The nurse manager plans to reduce supply-related costs within the nursing unit. While evaluating nursing staff, which observation demonstrates an ineffective use of resources? Select all that apply.
- A. Gloves being worn to pass out meal trays
- B. Sterile water used to irrigate nasogastric tubes
- C. Dedicated blood pressure cuffs for clients with contact precautions
- D. Sterile gloves used to provide perineal care during bed baths
- E. New intravenous (IV) tubing with each bag of total parenteral nutrition (TPN)
Correct Answer: A, D
Rationale: Wearing gloves for meal tray distribution (A) and sterile gloves for perineal care (D) are excessive, as non-sterile gloves suffice, wasting resources. Sterile water for NG irrigation (B), dedicated cuffs for precautions (C), and new IV tubing for TPN (E) are appropriate practices.

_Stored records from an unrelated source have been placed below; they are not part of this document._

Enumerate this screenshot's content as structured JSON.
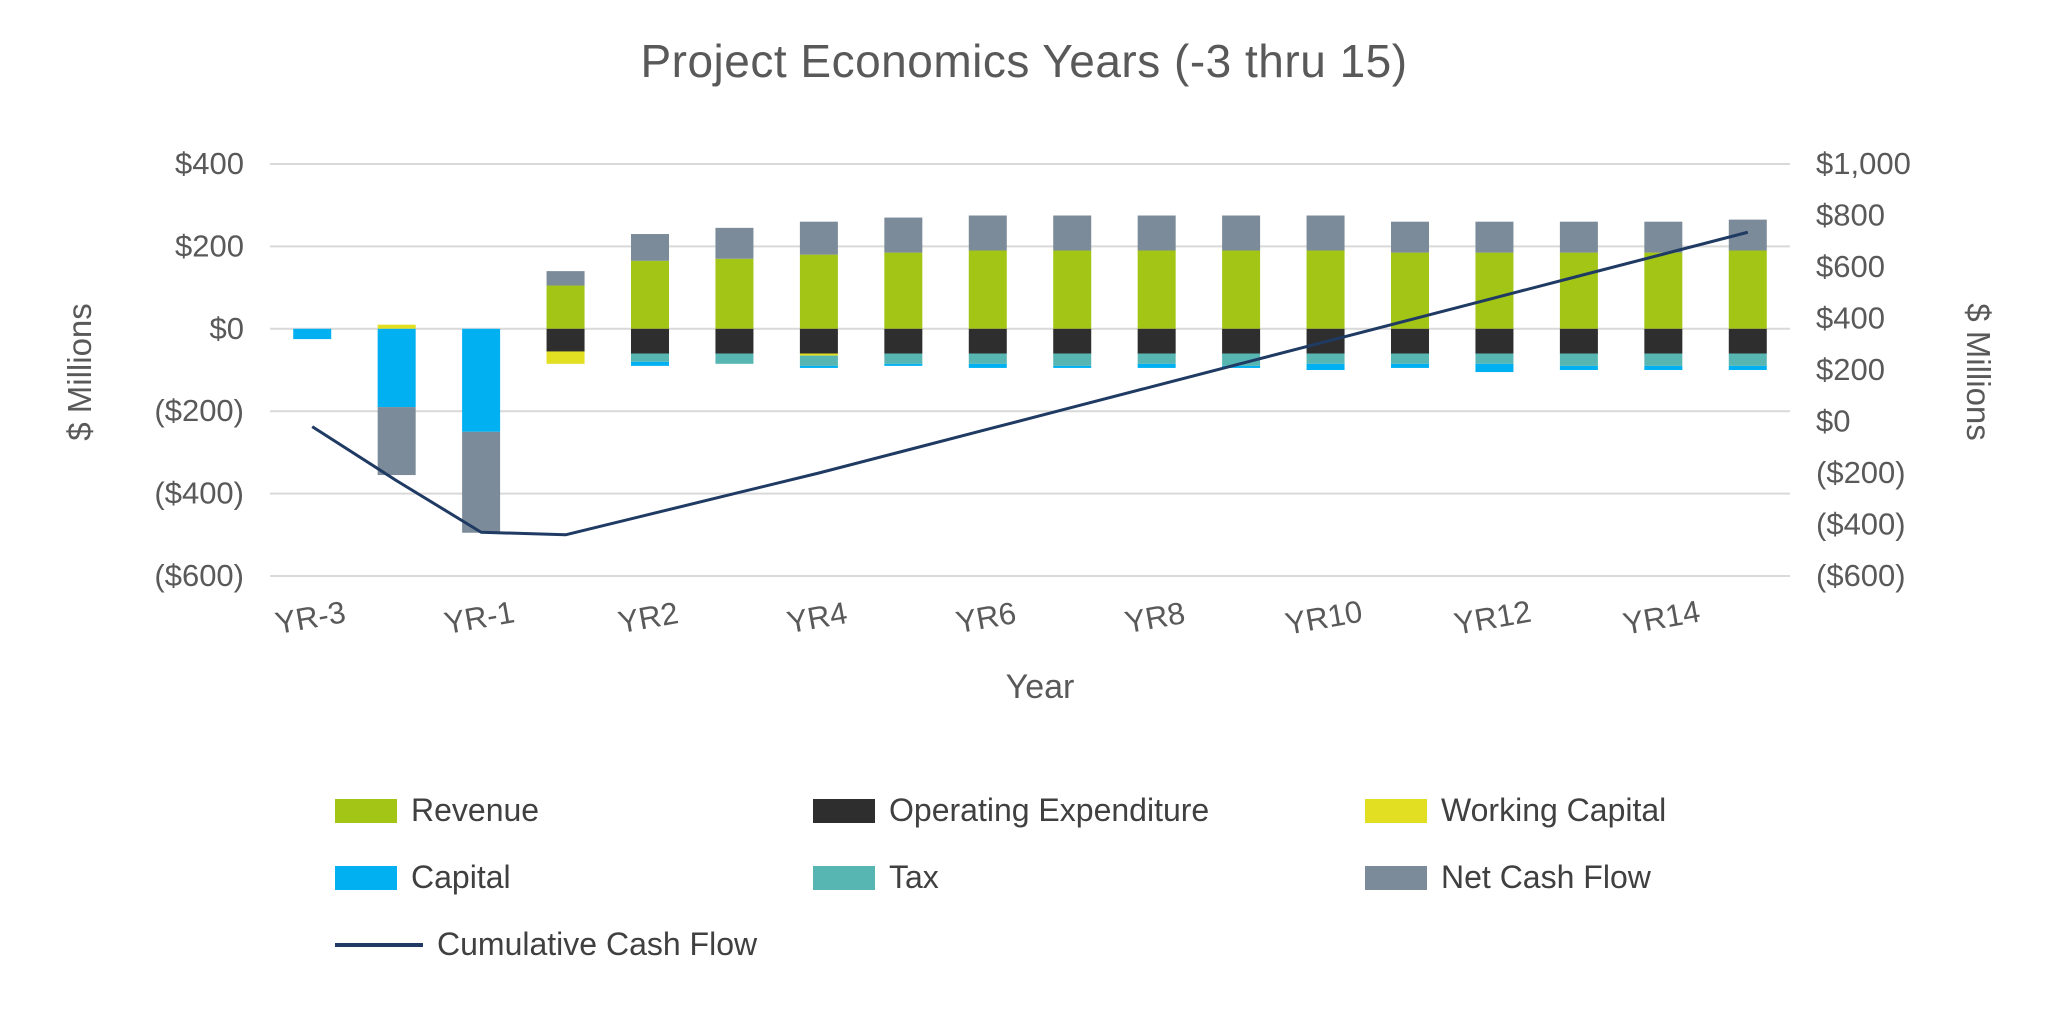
{
  "title": "Project Economics Years (-3 thru 15)",
  "axes": {
    "left": {
      "title": "$ Millions",
      "ticks": [
        "$400",
        "$200",
        "$0",
        "($200)",
        "($400)",
        "($600)"
      ],
      "tick_values": [
        400,
        200,
        0,
        -200,
        -400,
        -600
      ]
    },
    "right": {
      "title": "$ Millions",
      "ticks": [
        "$1,000",
        "$800",
        "$600",
        "$400",
        "$200",
        "$0",
        "($200)",
        "($400)",
        "($600)"
      ],
      "tick_values": [
        1000,
        800,
        600,
        400,
        200,
        0,
        -200,
        -400,
        -600
      ]
    },
    "x": {
      "title": "Year",
      "tick_labels": [
        "YR-3",
        "YR-1",
        "YR2",
        "YR4",
        "YR6",
        "YR8",
        "YR10",
        "YR12",
        "YR14"
      ]
    }
  },
  "colors": {
    "title_text": "#595959",
    "axis_text": "#595959",
    "legend_text": "#404040",
    "gridline": "#d9d9d9"
  },
  "chart_data": {
    "type": "bar",
    "subtype": "stacked-bars-with-cumulative-line",
    "title": "Project Economics Years (-3 thru 15)",
    "xlabel": "Year",
    "ylabel_left": "$ Millions",
    "ylabel_right": "$ Millions",
    "grid": true,
    "legend_position": "bottom",
    "left_axis": {
      "min": -600,
      "max": 400,
      "step": 200
    },
    "right_axis": {
      "min": -600,
      "max": 1000,
      "step": 200
    },
    "x_tick_every": 2,
    "categories": [
      "YR-3",
      "YR-2",
      "YR-1",
      "YR1",
      "YR2",
      "YR3",
      "YR4",
      "YR5",
      "YR6",
      "YR7",
      "YR8",
      "YR9",
      "YR10",
      "YR11",
      "YR12",
      "YR13",
      "YR14",
      "YR15"
    ],
    "series": [
      {
        "name": "Revenue",
        "color": "#a2c516",
        "values": [
          0,
          0,
          0,
          105,
          165,
          170,
          180,
          185,
          190,
          190,
          190,
          190,
          190,
          185,
          185,
          185,
          185,
          190
        ]
      },
      {
        "name": "Operating Expenditure",
        "color": "#2e2e2e",
        "values": [
          0,
          0,
          0,
          -55,
          -60,
          -60,
          -60,
          -60,
          -60,
          -60,
          -60,
          -60,
          -60,
          -60,
          -60,
          -60,
          -60,
          -60
        ]
      },
      {
        "name": "Working Capital",
        "color": "#e2de21",
        "values": [
          0,
          10,
          0,
          -30,
          0,
          0,
          -5,
          0,
          0,
          0,
          0,
          0,
          0,
          0,
          0,
          0,
          0,
          0
        ]
      },
      {
        "name": "Tax",
        "color": "#58b6b2",
        "values": [
          0,
          0,
          0,
          0,
          -20,
          -25,
          -25,
          -25,
          -25,
          -30,
          -25,
          -30,
          -25,
          -25,
          -25,
          -30,
          -30,
          -30
        ]
      },
      {
        "name": "Capital",
        "color": "#00b0f0",
        "values": [
          -25,
          -190,
          -250,
          0,
          -10,
          0,
          -5,
          -5,
          -10,
          -5,
          -10,
          -5,
          -15,
          -10,
          -20,
          -10,
          -10,
          -10
        ]
      },
      {
        "name": "Net Cash Flow",
        "color": "#7c8b99",
        "values": [
          0,
          -165,
          -245,
          35,
          65,
          75,
          80,
          85,
          85,
          85,
          85,
          85,
          85,
          75,
          75,
          75,
          75,
          75
        ]
      }
    ],
    "line_series": {
      "name": "Cumulative Cash Flow",
      "color": "#1f3a63",
      "axis": "right",
      "values": [
        -20,
        -230,
        -430,
        -440,
        -360,
        -280,
        -200,
        -115,
        -30,
        55,
        140,
        225,
        310,
        395,
        480,
        565,
        650,
        735
      ]
    }
  },
  "legend": {
    "items": [
      {
        "label": "Revenue",
        "color": "#a2c516",
        "type": "box"
      },
      {
        "label": "Operating Expenditure",
        "color": "#2e2e2e",
        "type": "box"
      },
      {
        "label": "Working Capital",
        "color": "#e2de21",
        "type": "box"
      },
      {
        "label": "Capital",
        "color": "#00b0f0",
        "type": "box"
      },
      {
        "label": "Tax",
        "color": "#58b6b2",
        "type": "box"
      },
      {
        "label": "Net Cash Flow",
        "color": "#7c8b99",
        "type": "box"
      },
      {
        "label": "Cumulative Cash Flow",
        "color": "#1f3a63",
        "type": "line"
      }
    ]
  }
}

The nurse has been made aware of the following client situations. The nurse should first assess the client
- A. who recently received tissue plasminogen activator (tPA) and has oozing at the insertion site of the peripheral vascular access device.
- B. who has acute kidney injury (AKI) and has voided 100 mL of urine in the past six hours.
- C. who has pericarditis and is sitting upright in the bed, leaning forward to help relieve the chest pain.
- D. has an intractable migraine headache and has vomited twice in the past two hours.
Correct Answer: A
Rationale: Oozing at the tPA insertion site (A) suggests bleeding risk, a critical complication due to thrombolytic therapy, requiring immediate assessment. Oliguria in AKI (B), pericarditis pain relief (C), and migraine with vomiting (D) are less urgent.
During a disaster triage situation with limited ICU beds and resources, the nurse must recommend which clients should receive priority for ICU admission. Which of the following clients should be prioritized? Select all that apply.
- A. A client with a flail chest and respiratory distress requiring intubation
- B. A client with a Glasgow Coma Scale (GCS) score of 3 and fixed pupils
- C. A client with septic shock responding to vasopressors and fluids
- D. A client with extensive full-thickness burns over 85% of the total body surface area
- E. A client with an open leg fracture and stable vital signs
- F. A client with a traumatic brain injury and signs of increasing intracranial pressure
Correct Answer: A, C, F
Rationale: Clients with flail chest requiring intubation (A), septic shock responding to treatment (C), and traumatic brain injury with increasing intracranial pressure (F) have salvageable conditions needing ICU care. GCS of 3 with fixed pupils (B) indicates poor prognosis, extensive burns (D) have low survival likelihood, and stable leg fracture (E) is non-critical.